HP CS Kami 0852.25.88.77.47(WhatApp) email:IDTesis@gmail.com BBM:5E1D5370

Kebijakan Pokok Awal Sehat Untuk Hidup Sehat (ASUH)

Awal Sehat Untuk Hidup Sehat (ASUH) Kebijakan Pokok Awal Sehat Untuk Hidup Sehat (ASUH)

Awal Sehat Untuk Hidup Sehat (ASUH)

Awal Sehat Untuk Hidup Sehat (ASUH) ~ Suatu pendekatan yang dirancang untuk meningkatkan kesehatan ibu, bayi dan balita. Kebanyakan ASUH dilaksanakan di propinsi Jawa Timur (Blitar,Kediri, Pasuruan dan Mojokerto) dan Jawa Barat (Cianjur, Cirebon, Karawang dan Ciamis).

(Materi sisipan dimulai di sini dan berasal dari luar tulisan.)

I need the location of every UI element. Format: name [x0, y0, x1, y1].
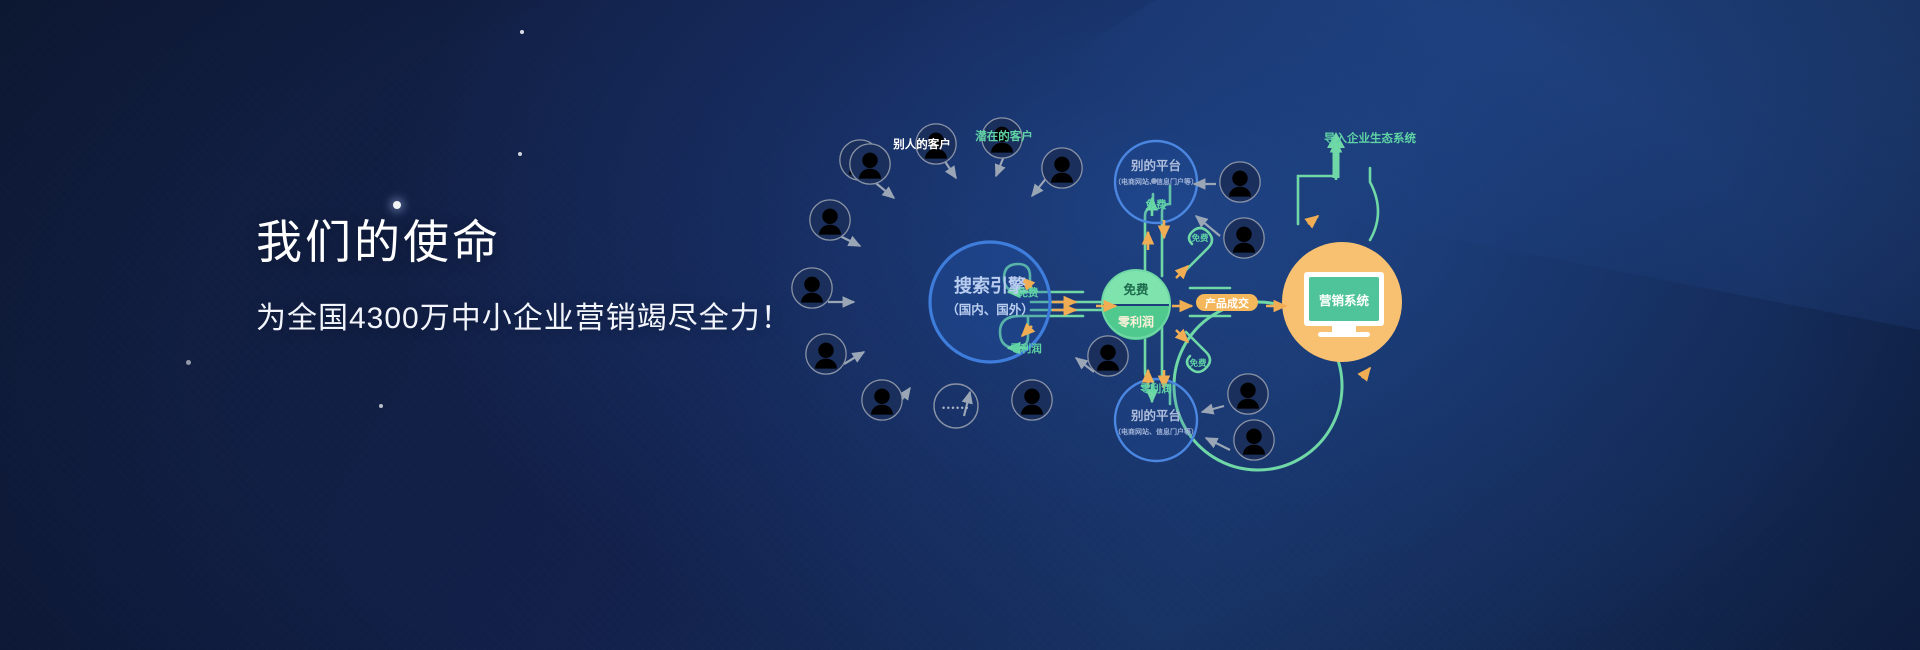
platform-top-title: 别的平台 [1130, 158, 1181, 173]
platform-bottom-subtitle: （电商网站、信息门户等） [1114, 427, 1198, 436]
platform-bottom-title: 别的平台 [1130, 408, 1181, 423]
hero-subtitle: 为全国4300万中小企业营销竭尽全力！ [256, 299, 956, 338]
marketing-ecosystem-diagram: •••••• 别人的客户 潜在的客户 导入企业生态系统 搜索引擎 （国内、国外）… [900, 120, 1520, 440]
avatar [1088, 336, 1128, 376]
connector-label-free-upper-right: 免费 [1191, 233, 1209, 243]
avatar [1042, 148, 1082, 188]
avatar [1234, 420, 1274, 460]
sparkle-dot [520, 30, 524, 34]
avatar [862, 380, 902, 420]
search-engine-title: 搜索引擎 [954, 275, 1026, 296]
avatar [1224, 218, 1264, 258]
platform-top-subtitle: （电商网站、信息门户等） [1114, 177, 1198, 186]
avatar [792, 268, 832, 308]
deal-pill-label: 产品成交 [1205, 296, 1249, 310]
avatar [1012, 380, 1052, 420]
platform-top-badge: 免费 [1146, 198, 1168, 211]
label-others-customers: 别人的客户 [892, 137, 951, 151]
sparkle-dot [393, 201, 401, 209]
label-import-ecosystem: 导入企业生态系统 [1324, 131, 1416, 145]
hero-copy: 我们的使命 为全国4300万中小企业营销竭尽全力！ [256, 215, 956, 338]
sparkle-dot [379, 404, 383, 408]
avatar [1228, 374, 1268, 414]
avatar [850, 144, 890, 184]
sparkle-dot [186, 360, 191, 365]
more-customers-label: •••••• [942, 403, 970, 413]
hub-top-label: 免费 [1123, 282, 1149, 297]
node-more-customers: •••••• [934, 384, 978, 428]
search-engine-subtitle: （国内、国外） [946, 302, 1034, 317]
avatar [806, 334, 846, 374]
avatar [810, 200, 850, 240]
connector-label-free-lower-right: 免费 [1189, 358, 1207, 368]
hub-bottom-label: 零利润 [1117, 314, 1154, 329]
label-potential-customers: 潜在的客户 [975, 129, 1033, 143]
platform-bottom-badge: 零利润 [1139, 382, 1172, 395]
sparkle-dot [518, 152, 522, 156]
avatar [1220, 162, 1260, 202]
connector-label-free-upper-left: 免费 [1018, 286, 1040, 299]
connector-label-zero-profit-lower-left: 零利润 [1009, 342, 1042, 355]
marketing-system-label: 营销系统 [1319, 293, 1370, 308]
hero-banner: 我们的使命 为全国4300万中小企业营销竭尽全力！ [0, 0, 1920, 650]
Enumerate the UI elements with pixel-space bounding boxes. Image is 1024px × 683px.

Pengalaman dan pelajaran yang didapat dari pelaksanaan ASUH pada kedua propinsi tersebut akan dipakai sebagai acuan dalam menggulirkan (replika) ASUH ke propinsi dan kabupaten/kota lain. Tujuan Umumnya adalah meningkatkan status kesehatan dangizi ibu, bayi, dan balita melalui pemberdayaan keluarga danmasyarakat.

Selain adanya tujuan umum, ASUH juga memiliki tujuan khusus yang diantaranya adalah :

  1. Meningkatkan status gizi ibu dan anak
  2. Meningkatkan kesehatan ibu hamil, ibu bersalin, ibu nifas dan bayi baru lahir
  3. Meningkatkan kesehatan bayi dan anak balita (1-59 bulan)
  4. Meningkatkan kemampuan Bidan di Desa dalam berkomunikasi dan melaksanakan pelayanan kesehatan ibu dan anak (KIA) yang bermutu di masyarakat
  5. Meningkatkan kemampuan manajemen Dinas Kesehatan Kabupaten/Kota dalam pengelolaan ASUH
  6. Meningkatkan kemandirian serta daya dukung keluarga dan masyarakat dalam persiapan persalinan dan perawatan kesehatan ibu nifas, bayi baru lahir, dan anak balita.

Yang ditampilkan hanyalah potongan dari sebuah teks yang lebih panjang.